In terms of a simple free-air dipole or ground-plane antenna, the counterpoise will have approximately the SAME 'rf length' (Xc/Xl predicate, and don't forget there's air adding capacitance). It is the combination of angle, surface, RF length, etc., that makes a basic 'ground plane' antenna an unbalanced transmit point that is within itself, a balanced load... it is a 'balun' by electromechanical design.
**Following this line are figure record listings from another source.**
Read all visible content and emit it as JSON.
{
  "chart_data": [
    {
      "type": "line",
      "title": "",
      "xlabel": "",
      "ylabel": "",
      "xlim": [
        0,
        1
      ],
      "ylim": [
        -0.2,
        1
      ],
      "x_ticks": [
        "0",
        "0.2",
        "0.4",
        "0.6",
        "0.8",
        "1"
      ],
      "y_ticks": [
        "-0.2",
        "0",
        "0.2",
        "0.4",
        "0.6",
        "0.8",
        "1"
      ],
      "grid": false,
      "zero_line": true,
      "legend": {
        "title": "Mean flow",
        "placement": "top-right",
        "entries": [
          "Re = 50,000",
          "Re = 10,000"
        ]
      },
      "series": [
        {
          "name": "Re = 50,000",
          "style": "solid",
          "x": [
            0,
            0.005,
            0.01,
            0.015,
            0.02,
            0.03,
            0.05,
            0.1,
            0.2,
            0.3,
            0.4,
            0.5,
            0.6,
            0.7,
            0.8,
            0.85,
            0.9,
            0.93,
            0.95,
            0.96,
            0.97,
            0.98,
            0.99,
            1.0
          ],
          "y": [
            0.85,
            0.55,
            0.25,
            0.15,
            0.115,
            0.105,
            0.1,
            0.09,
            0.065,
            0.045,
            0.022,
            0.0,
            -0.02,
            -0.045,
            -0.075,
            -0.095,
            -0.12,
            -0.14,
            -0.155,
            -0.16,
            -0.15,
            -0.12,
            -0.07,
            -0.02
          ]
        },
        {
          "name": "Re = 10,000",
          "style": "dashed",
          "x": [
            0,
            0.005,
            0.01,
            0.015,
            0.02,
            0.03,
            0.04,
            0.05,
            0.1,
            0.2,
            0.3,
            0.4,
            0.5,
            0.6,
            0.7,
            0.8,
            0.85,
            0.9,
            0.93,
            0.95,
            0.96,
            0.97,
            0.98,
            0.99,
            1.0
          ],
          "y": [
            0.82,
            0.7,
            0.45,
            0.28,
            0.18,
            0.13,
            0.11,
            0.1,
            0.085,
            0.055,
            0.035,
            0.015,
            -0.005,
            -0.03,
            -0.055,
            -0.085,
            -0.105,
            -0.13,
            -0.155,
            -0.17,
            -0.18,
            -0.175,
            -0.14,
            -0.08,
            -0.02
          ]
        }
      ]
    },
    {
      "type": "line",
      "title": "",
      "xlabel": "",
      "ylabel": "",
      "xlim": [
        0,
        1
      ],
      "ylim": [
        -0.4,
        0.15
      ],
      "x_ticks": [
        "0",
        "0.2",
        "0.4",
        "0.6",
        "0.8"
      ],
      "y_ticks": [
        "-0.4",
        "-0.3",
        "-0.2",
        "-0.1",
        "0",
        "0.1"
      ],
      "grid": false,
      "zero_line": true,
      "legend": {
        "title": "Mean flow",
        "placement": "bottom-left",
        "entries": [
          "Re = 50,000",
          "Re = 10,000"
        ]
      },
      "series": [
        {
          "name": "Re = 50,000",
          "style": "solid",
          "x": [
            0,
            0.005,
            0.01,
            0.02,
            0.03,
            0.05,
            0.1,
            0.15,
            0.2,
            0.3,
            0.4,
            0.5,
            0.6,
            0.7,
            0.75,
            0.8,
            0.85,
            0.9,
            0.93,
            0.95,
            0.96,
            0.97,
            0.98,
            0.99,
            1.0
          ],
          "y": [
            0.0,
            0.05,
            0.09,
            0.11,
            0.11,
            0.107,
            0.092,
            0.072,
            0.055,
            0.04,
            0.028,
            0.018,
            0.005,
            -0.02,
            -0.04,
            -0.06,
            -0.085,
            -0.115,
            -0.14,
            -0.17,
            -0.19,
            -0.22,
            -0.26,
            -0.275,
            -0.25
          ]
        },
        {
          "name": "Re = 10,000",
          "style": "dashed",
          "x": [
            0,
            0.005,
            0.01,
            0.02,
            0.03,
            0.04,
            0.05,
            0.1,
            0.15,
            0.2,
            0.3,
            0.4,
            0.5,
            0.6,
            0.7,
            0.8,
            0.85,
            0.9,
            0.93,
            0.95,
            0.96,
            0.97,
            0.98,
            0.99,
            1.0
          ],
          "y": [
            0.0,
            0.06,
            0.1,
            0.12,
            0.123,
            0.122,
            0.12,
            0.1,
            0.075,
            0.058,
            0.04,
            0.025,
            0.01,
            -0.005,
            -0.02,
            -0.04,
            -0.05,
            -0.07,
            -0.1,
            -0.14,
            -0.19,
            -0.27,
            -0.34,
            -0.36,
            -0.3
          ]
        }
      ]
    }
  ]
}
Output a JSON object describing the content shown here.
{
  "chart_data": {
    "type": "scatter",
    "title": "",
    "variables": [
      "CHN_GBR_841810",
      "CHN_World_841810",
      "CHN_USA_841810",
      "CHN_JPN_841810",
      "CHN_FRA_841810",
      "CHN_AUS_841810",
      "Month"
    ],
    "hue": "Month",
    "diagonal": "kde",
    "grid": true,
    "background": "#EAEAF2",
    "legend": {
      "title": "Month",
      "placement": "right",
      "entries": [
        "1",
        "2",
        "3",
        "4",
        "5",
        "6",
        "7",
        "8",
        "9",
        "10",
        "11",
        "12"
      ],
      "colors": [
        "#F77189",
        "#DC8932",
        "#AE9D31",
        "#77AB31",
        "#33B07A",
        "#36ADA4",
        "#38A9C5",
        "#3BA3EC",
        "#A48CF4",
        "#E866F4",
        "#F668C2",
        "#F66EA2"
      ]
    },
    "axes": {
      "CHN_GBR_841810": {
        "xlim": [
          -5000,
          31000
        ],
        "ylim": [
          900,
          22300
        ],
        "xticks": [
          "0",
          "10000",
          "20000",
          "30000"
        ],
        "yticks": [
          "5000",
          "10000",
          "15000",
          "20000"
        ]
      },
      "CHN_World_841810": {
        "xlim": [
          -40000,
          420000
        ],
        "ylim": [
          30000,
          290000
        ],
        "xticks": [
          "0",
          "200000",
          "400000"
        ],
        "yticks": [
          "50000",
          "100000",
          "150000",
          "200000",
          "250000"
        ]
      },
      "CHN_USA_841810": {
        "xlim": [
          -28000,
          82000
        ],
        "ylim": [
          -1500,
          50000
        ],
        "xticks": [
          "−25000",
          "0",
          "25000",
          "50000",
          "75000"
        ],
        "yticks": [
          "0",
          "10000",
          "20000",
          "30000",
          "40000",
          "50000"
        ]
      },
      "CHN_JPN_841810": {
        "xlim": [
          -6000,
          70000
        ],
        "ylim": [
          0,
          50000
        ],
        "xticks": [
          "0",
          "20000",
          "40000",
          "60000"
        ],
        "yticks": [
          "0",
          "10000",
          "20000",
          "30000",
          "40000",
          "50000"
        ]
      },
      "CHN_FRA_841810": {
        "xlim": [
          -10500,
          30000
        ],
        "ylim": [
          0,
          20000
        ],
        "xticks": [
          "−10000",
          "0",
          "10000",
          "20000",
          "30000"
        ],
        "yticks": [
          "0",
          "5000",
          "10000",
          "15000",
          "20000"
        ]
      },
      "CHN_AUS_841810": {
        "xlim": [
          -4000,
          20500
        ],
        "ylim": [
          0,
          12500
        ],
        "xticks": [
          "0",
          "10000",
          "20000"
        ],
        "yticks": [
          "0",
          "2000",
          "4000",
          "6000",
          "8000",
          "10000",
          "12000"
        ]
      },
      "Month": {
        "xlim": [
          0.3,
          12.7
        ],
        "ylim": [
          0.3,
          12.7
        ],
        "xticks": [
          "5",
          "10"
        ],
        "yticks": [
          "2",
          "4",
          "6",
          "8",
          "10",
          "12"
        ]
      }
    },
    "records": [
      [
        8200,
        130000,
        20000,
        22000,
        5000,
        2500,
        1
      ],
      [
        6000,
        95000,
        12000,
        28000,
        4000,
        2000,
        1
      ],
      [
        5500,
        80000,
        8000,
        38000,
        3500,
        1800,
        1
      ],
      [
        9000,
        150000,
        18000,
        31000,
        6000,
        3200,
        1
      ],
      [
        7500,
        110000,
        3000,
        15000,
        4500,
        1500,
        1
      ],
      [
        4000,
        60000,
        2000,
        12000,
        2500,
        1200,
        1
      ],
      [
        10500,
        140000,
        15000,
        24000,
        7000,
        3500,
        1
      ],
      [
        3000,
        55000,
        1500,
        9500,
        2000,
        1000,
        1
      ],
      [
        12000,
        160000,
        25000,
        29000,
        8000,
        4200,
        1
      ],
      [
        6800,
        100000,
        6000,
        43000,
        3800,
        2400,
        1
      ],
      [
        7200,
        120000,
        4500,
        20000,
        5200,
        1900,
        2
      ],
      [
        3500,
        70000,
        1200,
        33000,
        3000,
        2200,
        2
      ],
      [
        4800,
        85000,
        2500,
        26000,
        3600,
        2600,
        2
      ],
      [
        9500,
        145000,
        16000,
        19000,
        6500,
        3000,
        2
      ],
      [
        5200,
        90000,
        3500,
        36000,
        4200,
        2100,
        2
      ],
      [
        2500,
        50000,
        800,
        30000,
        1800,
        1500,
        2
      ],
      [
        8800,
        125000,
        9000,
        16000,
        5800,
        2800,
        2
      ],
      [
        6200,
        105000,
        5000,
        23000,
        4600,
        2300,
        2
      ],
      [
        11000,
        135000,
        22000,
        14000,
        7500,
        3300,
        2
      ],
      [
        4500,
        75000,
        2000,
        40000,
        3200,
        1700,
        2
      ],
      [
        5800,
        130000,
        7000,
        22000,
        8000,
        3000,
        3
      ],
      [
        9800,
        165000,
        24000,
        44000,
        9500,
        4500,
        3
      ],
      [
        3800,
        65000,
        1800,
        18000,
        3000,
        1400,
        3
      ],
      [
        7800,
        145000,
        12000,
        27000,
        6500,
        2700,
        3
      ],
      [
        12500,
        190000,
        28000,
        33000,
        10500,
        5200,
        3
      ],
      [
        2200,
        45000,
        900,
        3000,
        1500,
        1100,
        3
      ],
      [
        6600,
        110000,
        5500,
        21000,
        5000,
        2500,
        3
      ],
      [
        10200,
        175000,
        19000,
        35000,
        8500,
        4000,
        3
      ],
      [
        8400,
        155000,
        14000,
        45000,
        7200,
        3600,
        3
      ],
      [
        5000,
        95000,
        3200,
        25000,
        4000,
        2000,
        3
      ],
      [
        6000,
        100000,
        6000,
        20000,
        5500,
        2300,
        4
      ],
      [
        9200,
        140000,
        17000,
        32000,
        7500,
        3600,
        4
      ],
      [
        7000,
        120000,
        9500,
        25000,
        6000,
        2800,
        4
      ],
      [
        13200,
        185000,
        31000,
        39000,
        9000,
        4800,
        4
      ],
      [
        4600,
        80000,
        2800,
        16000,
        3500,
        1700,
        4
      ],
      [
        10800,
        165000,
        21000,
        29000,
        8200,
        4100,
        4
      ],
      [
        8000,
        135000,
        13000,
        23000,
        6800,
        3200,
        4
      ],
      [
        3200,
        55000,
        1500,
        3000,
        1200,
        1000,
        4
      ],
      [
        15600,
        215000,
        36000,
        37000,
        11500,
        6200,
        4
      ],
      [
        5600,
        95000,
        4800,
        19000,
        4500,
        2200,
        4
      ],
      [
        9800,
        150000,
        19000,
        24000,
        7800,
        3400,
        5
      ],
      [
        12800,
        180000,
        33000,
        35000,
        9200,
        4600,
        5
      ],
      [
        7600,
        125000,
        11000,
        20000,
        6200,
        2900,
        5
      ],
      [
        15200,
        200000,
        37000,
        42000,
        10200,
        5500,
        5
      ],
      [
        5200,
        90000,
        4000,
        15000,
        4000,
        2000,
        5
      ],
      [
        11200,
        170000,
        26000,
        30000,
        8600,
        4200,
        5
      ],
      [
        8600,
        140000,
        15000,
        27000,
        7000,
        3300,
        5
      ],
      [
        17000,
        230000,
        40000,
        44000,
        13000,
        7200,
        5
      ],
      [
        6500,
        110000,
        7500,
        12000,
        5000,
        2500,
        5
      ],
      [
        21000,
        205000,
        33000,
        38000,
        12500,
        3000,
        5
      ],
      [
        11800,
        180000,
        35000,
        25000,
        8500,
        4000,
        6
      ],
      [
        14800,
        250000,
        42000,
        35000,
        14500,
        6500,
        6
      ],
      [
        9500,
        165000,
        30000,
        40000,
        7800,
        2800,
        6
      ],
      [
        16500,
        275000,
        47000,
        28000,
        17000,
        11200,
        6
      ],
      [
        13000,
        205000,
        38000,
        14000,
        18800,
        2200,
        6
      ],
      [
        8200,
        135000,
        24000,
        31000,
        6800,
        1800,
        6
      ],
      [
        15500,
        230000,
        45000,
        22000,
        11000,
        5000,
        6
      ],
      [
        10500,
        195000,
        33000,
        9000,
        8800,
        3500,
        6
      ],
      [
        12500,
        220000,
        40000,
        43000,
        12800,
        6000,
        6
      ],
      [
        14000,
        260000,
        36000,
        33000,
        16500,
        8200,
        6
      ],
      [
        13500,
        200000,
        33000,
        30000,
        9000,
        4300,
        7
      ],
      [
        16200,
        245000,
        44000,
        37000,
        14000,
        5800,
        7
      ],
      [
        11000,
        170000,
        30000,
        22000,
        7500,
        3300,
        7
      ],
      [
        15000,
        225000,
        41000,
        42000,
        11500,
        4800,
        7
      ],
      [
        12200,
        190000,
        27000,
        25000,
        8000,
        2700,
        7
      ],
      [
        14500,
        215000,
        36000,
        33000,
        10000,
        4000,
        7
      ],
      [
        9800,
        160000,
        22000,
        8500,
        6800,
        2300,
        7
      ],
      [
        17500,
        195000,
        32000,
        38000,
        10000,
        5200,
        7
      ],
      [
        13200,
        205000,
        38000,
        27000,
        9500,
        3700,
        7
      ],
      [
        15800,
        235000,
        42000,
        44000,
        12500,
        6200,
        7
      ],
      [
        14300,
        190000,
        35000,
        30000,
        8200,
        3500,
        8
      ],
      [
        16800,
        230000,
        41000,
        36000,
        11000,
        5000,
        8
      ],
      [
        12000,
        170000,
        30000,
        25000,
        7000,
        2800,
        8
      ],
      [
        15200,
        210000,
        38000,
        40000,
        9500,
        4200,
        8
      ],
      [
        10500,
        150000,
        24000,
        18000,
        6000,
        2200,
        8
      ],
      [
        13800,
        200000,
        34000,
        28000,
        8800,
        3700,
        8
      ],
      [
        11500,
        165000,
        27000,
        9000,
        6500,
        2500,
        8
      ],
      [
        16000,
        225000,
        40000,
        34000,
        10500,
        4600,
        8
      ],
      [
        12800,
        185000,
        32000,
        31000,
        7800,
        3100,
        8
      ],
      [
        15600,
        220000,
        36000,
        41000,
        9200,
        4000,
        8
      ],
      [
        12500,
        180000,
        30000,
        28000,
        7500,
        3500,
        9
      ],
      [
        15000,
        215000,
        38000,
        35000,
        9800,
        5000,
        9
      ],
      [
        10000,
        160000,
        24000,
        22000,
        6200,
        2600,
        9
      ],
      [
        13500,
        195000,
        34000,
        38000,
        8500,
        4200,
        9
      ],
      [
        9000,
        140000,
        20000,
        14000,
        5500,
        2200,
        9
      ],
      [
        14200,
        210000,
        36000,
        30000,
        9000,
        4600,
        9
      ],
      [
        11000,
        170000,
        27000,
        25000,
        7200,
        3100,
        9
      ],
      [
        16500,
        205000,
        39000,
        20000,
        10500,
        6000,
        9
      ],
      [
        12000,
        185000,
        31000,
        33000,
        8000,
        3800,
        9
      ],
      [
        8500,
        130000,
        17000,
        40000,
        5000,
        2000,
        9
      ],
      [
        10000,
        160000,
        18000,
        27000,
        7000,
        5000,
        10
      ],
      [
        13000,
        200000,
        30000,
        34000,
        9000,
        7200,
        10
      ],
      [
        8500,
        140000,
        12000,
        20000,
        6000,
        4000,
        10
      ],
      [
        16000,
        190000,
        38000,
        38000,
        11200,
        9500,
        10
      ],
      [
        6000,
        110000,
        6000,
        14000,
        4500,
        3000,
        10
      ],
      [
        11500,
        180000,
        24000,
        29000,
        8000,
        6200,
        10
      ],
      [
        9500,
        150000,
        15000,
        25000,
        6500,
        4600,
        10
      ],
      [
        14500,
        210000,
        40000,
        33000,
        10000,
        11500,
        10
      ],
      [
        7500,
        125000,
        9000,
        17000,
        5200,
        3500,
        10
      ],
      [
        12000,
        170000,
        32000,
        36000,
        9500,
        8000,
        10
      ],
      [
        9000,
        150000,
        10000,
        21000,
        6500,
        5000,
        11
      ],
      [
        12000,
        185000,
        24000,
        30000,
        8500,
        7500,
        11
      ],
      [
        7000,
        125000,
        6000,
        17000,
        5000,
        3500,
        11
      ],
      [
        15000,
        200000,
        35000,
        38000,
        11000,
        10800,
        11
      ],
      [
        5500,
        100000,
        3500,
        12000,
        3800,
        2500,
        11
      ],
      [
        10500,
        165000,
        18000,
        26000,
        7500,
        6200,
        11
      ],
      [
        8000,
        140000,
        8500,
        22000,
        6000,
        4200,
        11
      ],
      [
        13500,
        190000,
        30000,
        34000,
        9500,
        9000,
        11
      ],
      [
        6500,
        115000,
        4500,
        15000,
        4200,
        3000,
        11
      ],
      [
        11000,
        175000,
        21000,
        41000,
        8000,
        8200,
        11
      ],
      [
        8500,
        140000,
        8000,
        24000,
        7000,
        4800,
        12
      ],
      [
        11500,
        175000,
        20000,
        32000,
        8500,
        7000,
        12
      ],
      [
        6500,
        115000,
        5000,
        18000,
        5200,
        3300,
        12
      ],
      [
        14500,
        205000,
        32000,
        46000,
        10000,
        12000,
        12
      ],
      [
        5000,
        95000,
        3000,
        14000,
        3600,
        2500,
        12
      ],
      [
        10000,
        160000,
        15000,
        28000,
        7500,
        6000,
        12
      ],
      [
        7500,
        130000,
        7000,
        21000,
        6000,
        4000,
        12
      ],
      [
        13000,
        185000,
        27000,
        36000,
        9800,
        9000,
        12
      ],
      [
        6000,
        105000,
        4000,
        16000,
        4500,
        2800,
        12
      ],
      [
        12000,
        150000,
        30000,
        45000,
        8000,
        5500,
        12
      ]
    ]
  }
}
The silly thing is... the antenna's counterpoise (in both balanced and unbalanced applications) is most effective at resonance... but in the world of good grounding, resonance is very undesireable- it's counterproductive... you don't want the earth-ground to oscillate, you want it to serve as an absorber.
In ANY event, a ground-referenced transmitting system will always be happy to have MORE counterpoise surface than less. Likewise, if you're running multiple bands (my system reaches from 400khz to over 10Ghz), there's never a concern about having too much ground-bonding or counterpoise area. By adding copper to the ground in long strips, all tied together, the resistance of the ground goes down, making it more effective.
Okay, did I break the forum? Everybody okay?